In some cases, control joints are done after the concrete has cured and hardened by cutting lines in the floors with a concrete saw. To be effective, saw cuts should be 1/4 of the slab thickness.
While these joints are important to the structural integrity of the floor, they also have the potential for damage, performance, and safety problems.
Since control joints and saw cuts are really intentional weakening of the concrete surface, inherent problems can arise.
Control joints that are placed at the time the concrete is installed and before the concrete cures are not as much of a problem as saw cuts that are done after the concrete has cured. In most cases, control joints that are created at the time of floor installation, have relatively smooth and rounded edges, so damage from impact is minimized.
However, even control joints can accumulate moisture, debris, chemicals, and be subject to increased impact.
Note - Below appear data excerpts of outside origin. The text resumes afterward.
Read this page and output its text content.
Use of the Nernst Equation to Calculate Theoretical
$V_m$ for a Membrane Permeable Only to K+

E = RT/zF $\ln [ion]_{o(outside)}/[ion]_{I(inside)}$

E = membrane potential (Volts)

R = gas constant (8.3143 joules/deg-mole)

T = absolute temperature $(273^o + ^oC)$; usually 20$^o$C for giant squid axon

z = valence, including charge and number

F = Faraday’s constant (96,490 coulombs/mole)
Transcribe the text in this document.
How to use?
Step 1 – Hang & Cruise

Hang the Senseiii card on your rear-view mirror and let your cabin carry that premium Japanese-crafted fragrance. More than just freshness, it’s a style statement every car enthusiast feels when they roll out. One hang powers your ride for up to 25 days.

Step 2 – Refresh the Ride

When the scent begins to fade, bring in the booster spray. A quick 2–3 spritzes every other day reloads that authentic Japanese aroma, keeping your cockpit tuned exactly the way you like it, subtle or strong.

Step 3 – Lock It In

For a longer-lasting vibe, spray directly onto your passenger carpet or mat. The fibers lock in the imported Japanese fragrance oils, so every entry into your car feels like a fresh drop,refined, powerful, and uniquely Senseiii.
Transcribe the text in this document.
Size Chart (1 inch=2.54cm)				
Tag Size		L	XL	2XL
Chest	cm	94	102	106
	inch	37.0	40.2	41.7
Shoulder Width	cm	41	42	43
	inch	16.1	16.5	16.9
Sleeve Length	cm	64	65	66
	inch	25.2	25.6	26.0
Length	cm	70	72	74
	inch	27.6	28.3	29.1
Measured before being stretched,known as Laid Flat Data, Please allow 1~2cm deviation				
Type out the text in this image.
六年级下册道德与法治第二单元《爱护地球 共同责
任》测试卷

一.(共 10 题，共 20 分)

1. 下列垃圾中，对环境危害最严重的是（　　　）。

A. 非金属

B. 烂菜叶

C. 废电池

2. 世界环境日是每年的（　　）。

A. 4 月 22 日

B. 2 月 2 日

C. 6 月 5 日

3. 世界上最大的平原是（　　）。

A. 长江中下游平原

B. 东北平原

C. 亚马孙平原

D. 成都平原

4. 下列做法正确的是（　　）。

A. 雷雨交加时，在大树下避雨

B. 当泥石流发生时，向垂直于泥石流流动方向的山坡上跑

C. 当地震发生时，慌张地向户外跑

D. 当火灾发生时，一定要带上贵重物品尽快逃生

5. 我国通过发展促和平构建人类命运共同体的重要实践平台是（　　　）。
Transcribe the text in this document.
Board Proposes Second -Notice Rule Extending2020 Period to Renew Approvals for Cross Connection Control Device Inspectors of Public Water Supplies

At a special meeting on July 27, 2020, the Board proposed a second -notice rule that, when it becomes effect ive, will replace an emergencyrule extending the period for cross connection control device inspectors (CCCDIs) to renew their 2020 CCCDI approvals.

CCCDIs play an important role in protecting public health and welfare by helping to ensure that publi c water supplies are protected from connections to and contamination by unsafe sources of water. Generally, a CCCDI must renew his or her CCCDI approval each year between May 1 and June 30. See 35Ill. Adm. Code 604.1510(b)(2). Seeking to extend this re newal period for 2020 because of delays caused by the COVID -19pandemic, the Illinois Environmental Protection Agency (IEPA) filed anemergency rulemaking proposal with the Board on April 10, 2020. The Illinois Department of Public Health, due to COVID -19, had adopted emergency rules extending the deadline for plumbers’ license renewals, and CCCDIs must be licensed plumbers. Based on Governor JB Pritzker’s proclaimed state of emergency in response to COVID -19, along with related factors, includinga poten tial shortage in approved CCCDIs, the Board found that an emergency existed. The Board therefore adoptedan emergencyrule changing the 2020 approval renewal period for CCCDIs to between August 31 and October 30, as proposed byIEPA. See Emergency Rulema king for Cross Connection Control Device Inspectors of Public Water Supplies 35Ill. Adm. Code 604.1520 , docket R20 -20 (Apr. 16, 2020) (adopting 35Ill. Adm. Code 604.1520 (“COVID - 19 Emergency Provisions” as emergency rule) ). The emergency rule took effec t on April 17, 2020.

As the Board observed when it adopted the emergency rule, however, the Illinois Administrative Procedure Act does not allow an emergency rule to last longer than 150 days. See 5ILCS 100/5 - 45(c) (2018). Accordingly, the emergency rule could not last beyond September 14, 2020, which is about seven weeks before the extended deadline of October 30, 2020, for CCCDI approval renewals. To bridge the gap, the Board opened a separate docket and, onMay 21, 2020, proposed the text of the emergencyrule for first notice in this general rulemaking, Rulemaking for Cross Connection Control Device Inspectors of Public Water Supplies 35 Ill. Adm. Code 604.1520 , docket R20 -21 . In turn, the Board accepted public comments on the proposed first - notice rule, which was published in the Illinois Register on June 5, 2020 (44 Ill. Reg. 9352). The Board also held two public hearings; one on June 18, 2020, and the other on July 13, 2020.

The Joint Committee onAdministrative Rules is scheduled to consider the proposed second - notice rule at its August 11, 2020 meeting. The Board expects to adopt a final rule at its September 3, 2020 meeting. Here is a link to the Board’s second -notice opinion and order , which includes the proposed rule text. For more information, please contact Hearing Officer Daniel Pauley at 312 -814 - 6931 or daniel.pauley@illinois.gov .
To prevent these problems, control joints can be filled to prevent contamination and create a smooth surface with is less vulnerable to wear and tear.
The MJA Company will inspect your control joints and recommend the appropriate fillers for your floor. Epoxies, polyeureas, and other products are available and should be matched to the floor and its usage.
Saw cuts present more potential for floor damage than control joints because they are penetrating cuts at a 90-degree angle to the floor. Sharp edges are prone to chipping and cracking, especially on floors that are subject to abrasion and impact from forklifts and heavy equipment.
In the case of saw cuts, another problem is created when the top, smooth layer of the floor (Near-Surface Wear Zone) is removed. Your floor's structural integrity can be compromised, allowing the aggregates below the surface to move and weaken.
Saw cuts are also more vulnerable to contamination since they are deeper than control joints and lack any protective layer. Water penetration is more likely with saw cuts that with conventional control joints and may create freeze-thaw cracking of the floor in areas that are subject to cold weather.
As with control joints, The MJA Company will inspect saw cuts to determine the best course of action. Chips and cracks will be repaired at the same time as the appropriate fillers are installed on the floor.
Concrete control joints are either placed at time concrete is installed or, as shown here, cut into cured, dried concrete.
Control joints help prevent concrete cracks from spreading.
Water and other contaminates fill open control joints and can damage concrete at and below the surface.
Filled control joints help resist water and contaminates from damaging concrete floors.